The hours will be from 11:30 a.m. to 1 p.m.
“Proceeds will be split between KindSBY and the Community of Joy Church,” said Hutchison. “But mostly we just want to inspire people about love.”
“It’s a book to help people with comfort and healing,” said Murdock, “for both the authors and the world.”
“Each of us wrote our own story,” Martin said. “There are a total of 53 stories in that book and Grace and I are two of the 53 stories.

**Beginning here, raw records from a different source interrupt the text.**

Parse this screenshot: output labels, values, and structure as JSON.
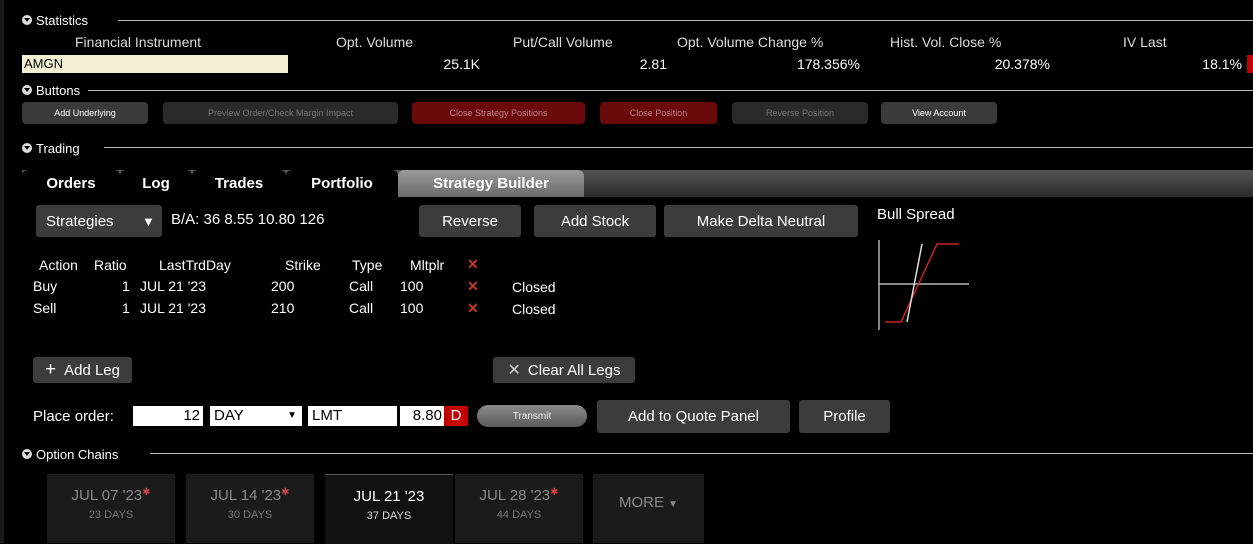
{
  "sections": {
    "statistics": "Statistics",
    "buttons": "Buttons",
    "trading": "Trading",
    "option_chains": "Option Chains"
  },
  "stats": {
    "headers": [
      "Financial Instrument",
      "Opt. Volume",
      "Put/Call Volume",
      "Opt. Volume Change %",
      "Hist. Vol. Close %",
      "IV Last"
    ],
    "instrument": "AMGN",
    "opt_volume": "25.1K",
    "put_call_volume": "2.81",
    "opt_volume_change": "178.356%",
    "hist_vol_close": "20.378%",
    "iv_last": "18.1%"
  },
  "buttons": {
    "add_underlying": "Add Underlying",
    "preview_order": "Preview Order/Check Margin Impact",
    "close_strategy": "Close Strategy Positions",
    "close_position": "Close Position",
    "reverse_position": "Reverse Position",
    "view_account": "View Account"
  },
  "tabs": [
    "Orders",
    "Log",
    "Trades",
    "Portfolio",
    "Strategy Builder"
  ],
  "strategy": {
    "strategies_label": "Strategies",
    "dropdown_arrow": "▼",
    "bid_ask": "B/A:  36  8.55  10.80  126",
    "reverse": "Reverse",
    "add_stock": "Add Stock",
    "make_delta_neutral": "Make Delta Neutral",
    "spread_name": "Bull Spread",
    "leg_headers": {
      "action": "Action",
      "ratio": "Ratio",
      "last_trd_day": "LastTrdDay",
      "strike": "Strike",
      "type": "Type",
      "mltplr": "Mltplr"
    },
    "legs": [
      {
        "action": "Buy",
        "ratio": "1",
        "last_trd_day": "JUL 21 '23",
        "strike": "200",
        "type": "Call",
        "mltplr": "100",
        "status": "Closed"
      },
      {
        "action": "Sell",
        "ratio": "1",
        "last_trd_day": "JUL 21 '23",
        "strike": "210",
        "type": "Call",
        "mltplr": "100",
        "status": "Closed"
      }
    ],
    "add_leg": "Add Leg",
    "clear_all_legs": "Clear All Legs"
  },
  "order": {
    "place_order_label": "Place order:",
    "quantity": "12",
    "tif": "DAY",
    "order_type": "LMT",
    "price": "8.80",
    "price_flag": "D",
    "transmit": "Transmit",
    "add_to_quote_panel": "Add to Quote Panel",
    "profile": "Profile"
  },
  "expirations": [
    {
      "date": "JUL 07 '23",
      "days": "23 DAYS",
      "starred": true,
      "active": false
    },
    {
      "date": "JUL 14 '23",
      "days": "30 DAYS",
      "starred": true,
      "active": false
    },
    {
      "date": "JUL 21 '23",
      "days": "37 DAYS",
      "starred": false,
      "active": true
    },
    {
      "date": "JUL 28 '23",
      "days": "44 DAYS",
      "starred": true,
      "active": false
    }
  ],
  "more_label": "MORE",
  "colors": {
    "accent_red": "#c40000",
    "instrument_bg": "#f3efd3",
    "payoff_red": "#cc2222"
  }
}
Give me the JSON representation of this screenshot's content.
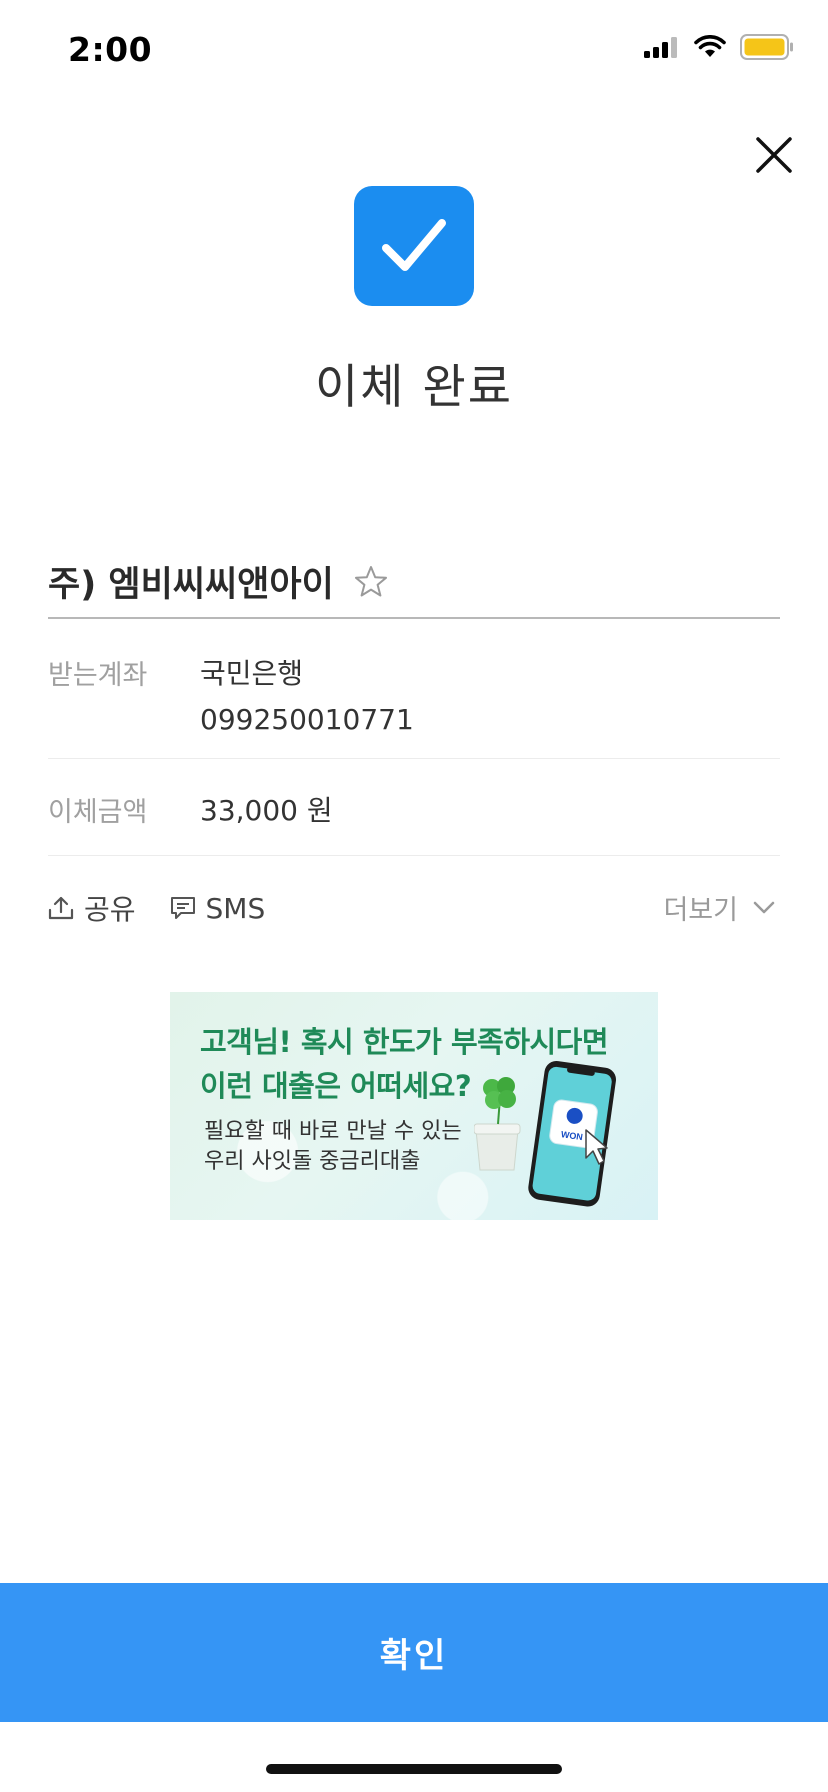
{
  "status_bar": {
    "time": "2:00",
    "battery_color": "#f5c518"
  },
  "header": {
    "title": "이체 완료",
    "close_icon": "close-icon",
    "check_icon": "checkbox-checked-icon",
    "accent": "#1b8df0"
  },
  "recipient": {
    "name": "주) 엠비씨씨앤아이",
    "favorite_icon": "star-outline-icon"
  },
  "details": {
    "account_label": "받는계좌",
    "bank": "국민은행",
    "account_number": "099250010771",
    "amount_label": "이체금액",
    "amount": "33,000 원"
  },
  "actions": {
    "share": "공유",
    "sms": "SMS",
    "more": "더보기"
  },
  "banner": {
    "headline_1": "고객님! 혹시 한도가 부족하시다면",
    "headline_2": "이런 대출은 어떠세요?",
    "sub_1": "필요할 때 바로 만날 수 있는",
    "sub_2": "우리 사잇돌 중금리대출",
    "app_badge": "WON",
    "headline_color": "#1f8a58"
  },
  "footer": {
    "confirm": "확인",
    "button_color": "#3595f5"
  }
}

It’s like having one story to read each week for a year, plus one extra week.”
The submissions were to be 1,000 words or less, and the topic was “how love shows up in our lives.”
The book, which is mainly local to Arizona with 33 of the 53 authors living in that state, but the rest are scattered across the United States and even from other countries around the globe, Hutchison said.
“Each story comes from unique circumstances and personal views of the writer,” he said.
Murdock compared it to the familiar “Chicken Soup for the Soul” series of short stories.
“My story is titled ‘From Bracelet to Banner’ and traces my drive to spread kindness from the Sandy Hook Elementary School tragedy to seeing the World Kindness City banner displayed across the front of the downtown Salisbury parking garage,” said Murdock. “It’s my journey from a tiny piece of jewelry to a city of kindness.”
Hutchison, meanwhile, wrote about his favorite topic – the Camden Community Garden.
“It’s titled ‘Growing More Than Veggies’,” he said, “and it examines the impact of church serving love through a garden.”
Other stories in the book address a daughter’s struggle to come to terms with her mother’s Alzheimer’s, and a young woman’s feelings about giving up her infant son for adoption, sharing her struggle and the love it took to reach that decision.
“It is a book that has such a wide array of diverse people, a journey with people you bring along and the hope you inspire. There’s such diversity, there’s bound to be something for everyone,” Murdock said.